Diamant noir pour Brillat-Savarin, or noir pour les caveurs ou les rabassiers, la truffe, non contente d'être délicieuse et rare, aurait aussi des vertus aphrodisiaques. Elle a toujours fasciné les amateurs, allons à la découverte de cette mystèrieuse parfumée.

Photo Jean Rummens, Bruxelles.

 

"Vénus sur ses autels n'eut plus d'autres offrandes ;

Leur parfum est l'encens que son culte demande :

Elle veut sur ses pas trouver cet heureux fruit ;

Elle en sème parout, c'est son mets favori ;

Aussi les trouve t-on toujours au pied des charmes,

Bois qui fut consacré à l'Amour, à ses armes ;

C'est de lui qu'il tirait ses traits les plus hardis

Pour exciter l'ardeur de ses heureux amis.
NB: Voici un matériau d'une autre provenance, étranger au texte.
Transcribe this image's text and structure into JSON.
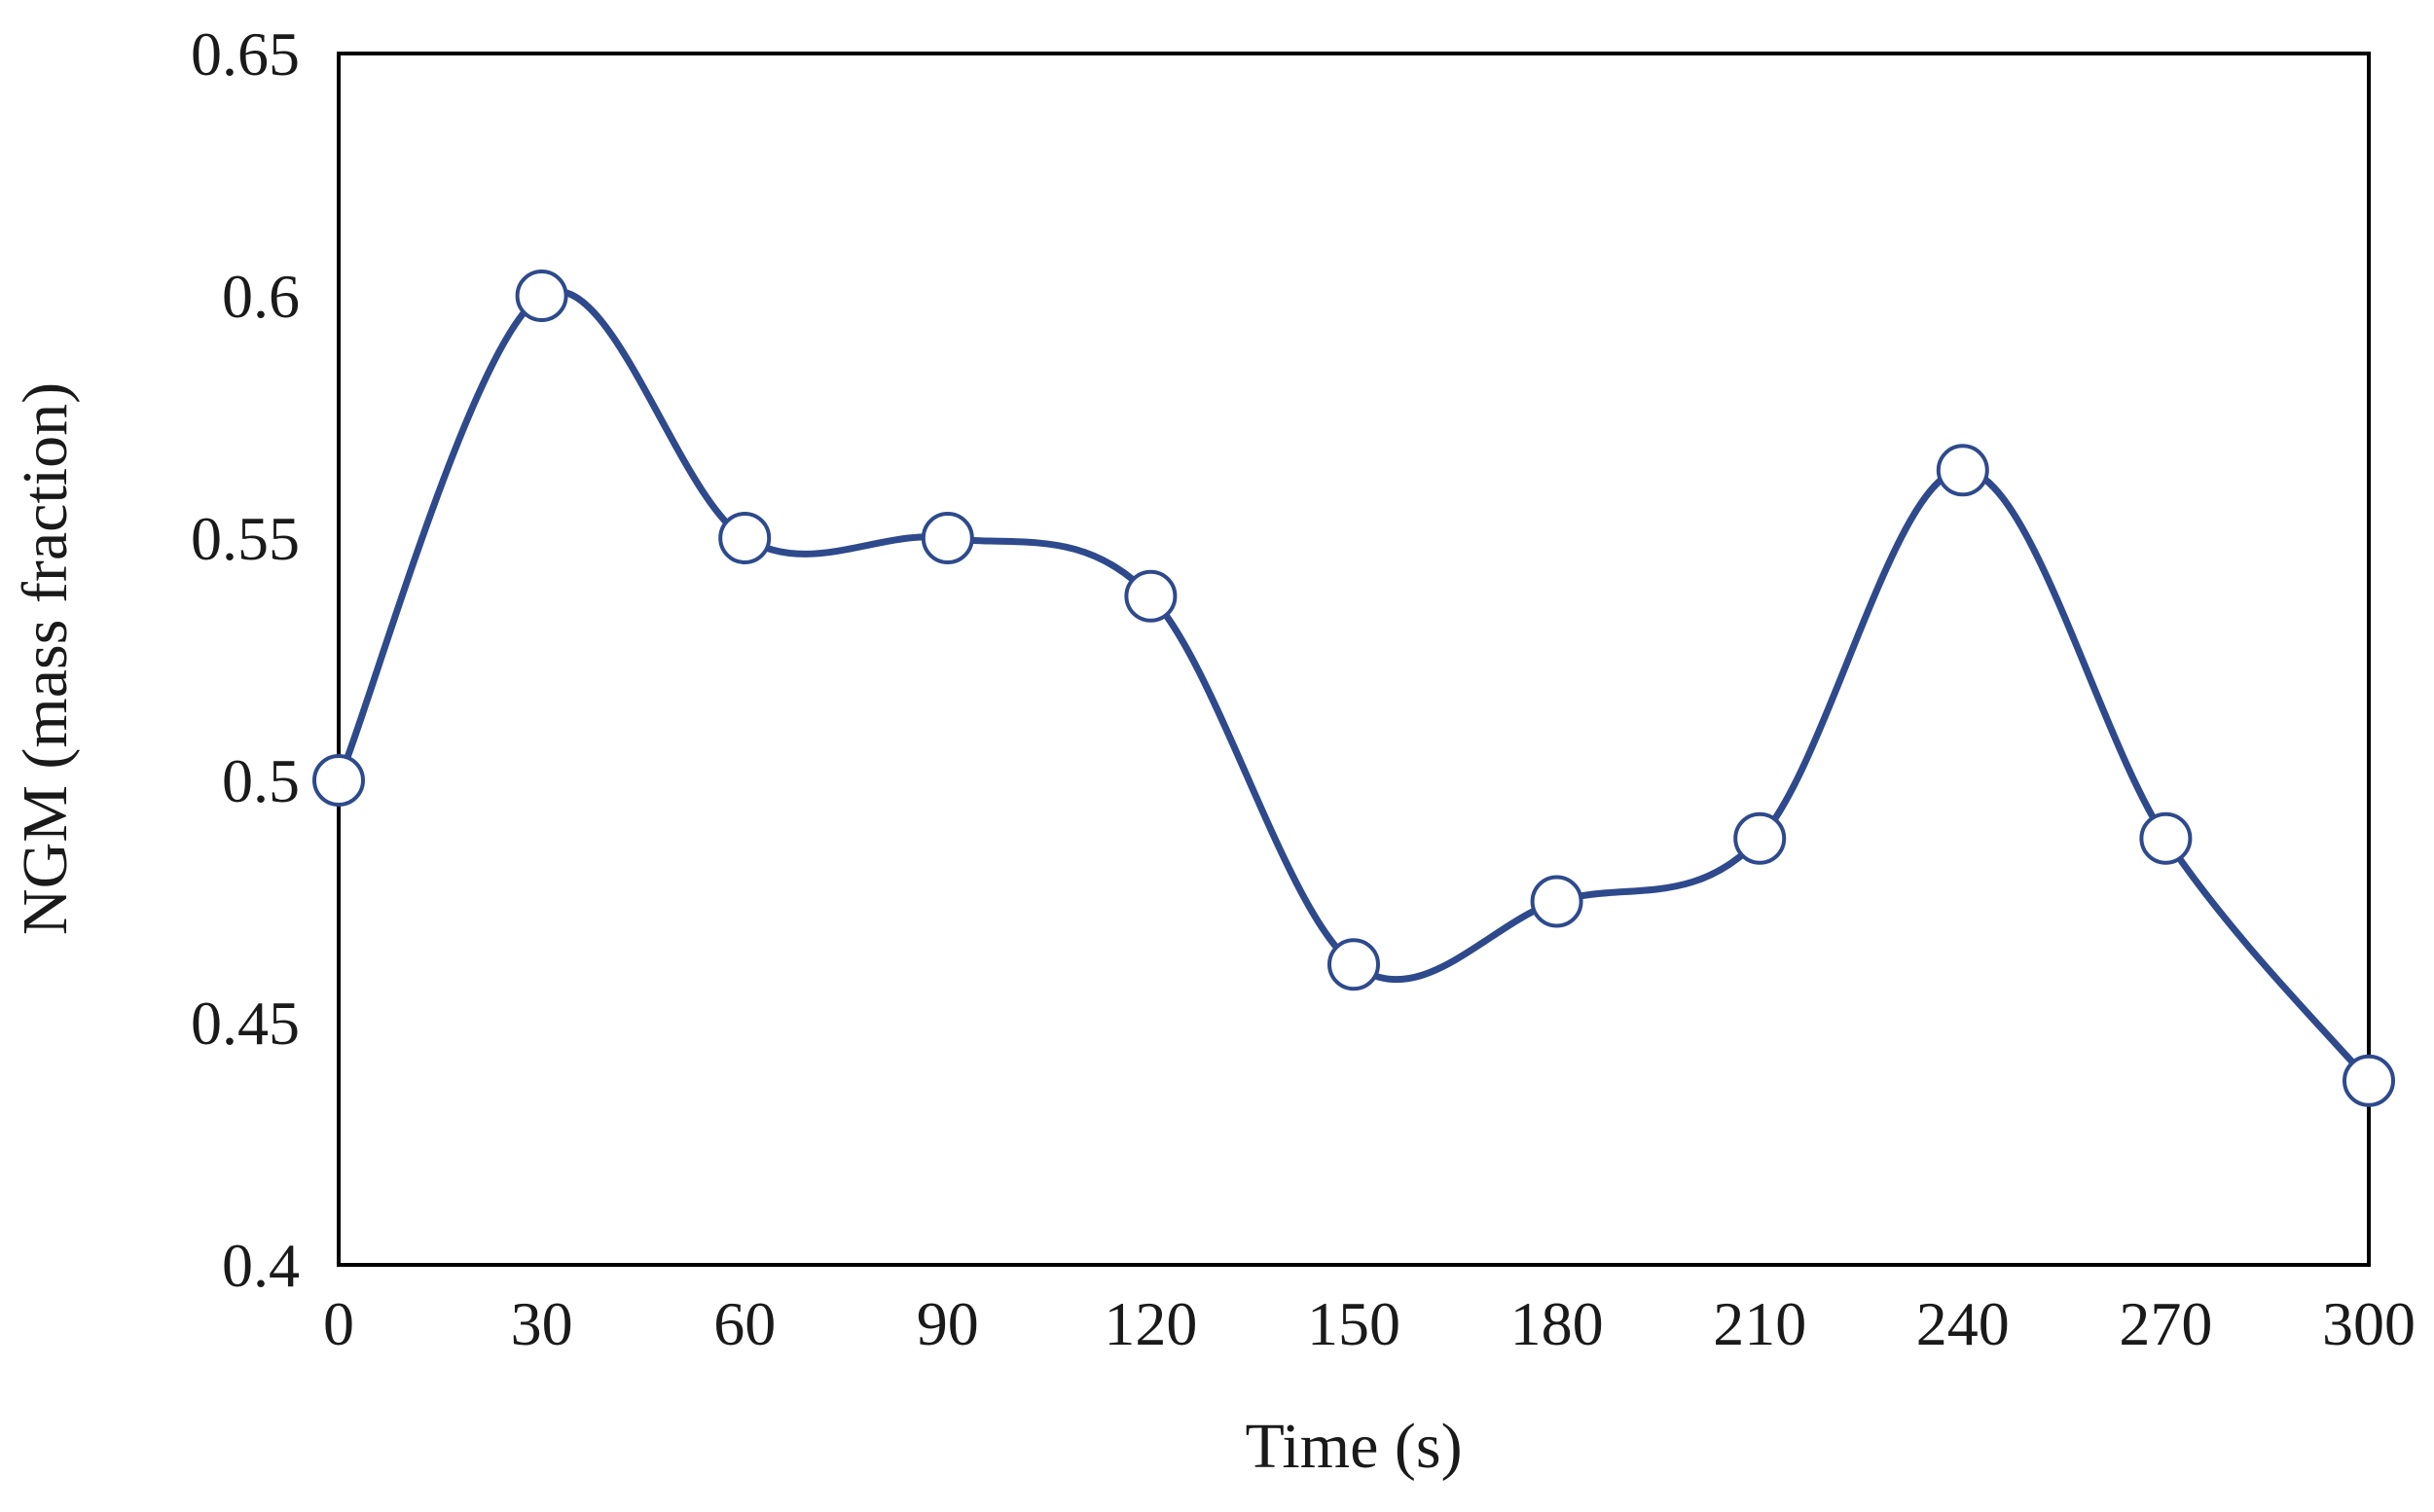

Présent sacré du ciel, heureux don de la Terre,

Pays chéri du Dieu dont Vénus est la mère ;

Que vos parfums divins fassent naître en mon coeur

Les souvenirs heureux d'un instant de bonheur !

Que reviennent les jours que la vie me dénie !

Je veux les consacrer aux filles du génie !

Je chanterai l'Amour, les truffes et le plaisir,

Et les adorerai jusqu'au dernier soupir."

Parfum de la truffe, Hommage à l'amour par L. D

Archives Départementales de la Dordogne, fonds Taillefer.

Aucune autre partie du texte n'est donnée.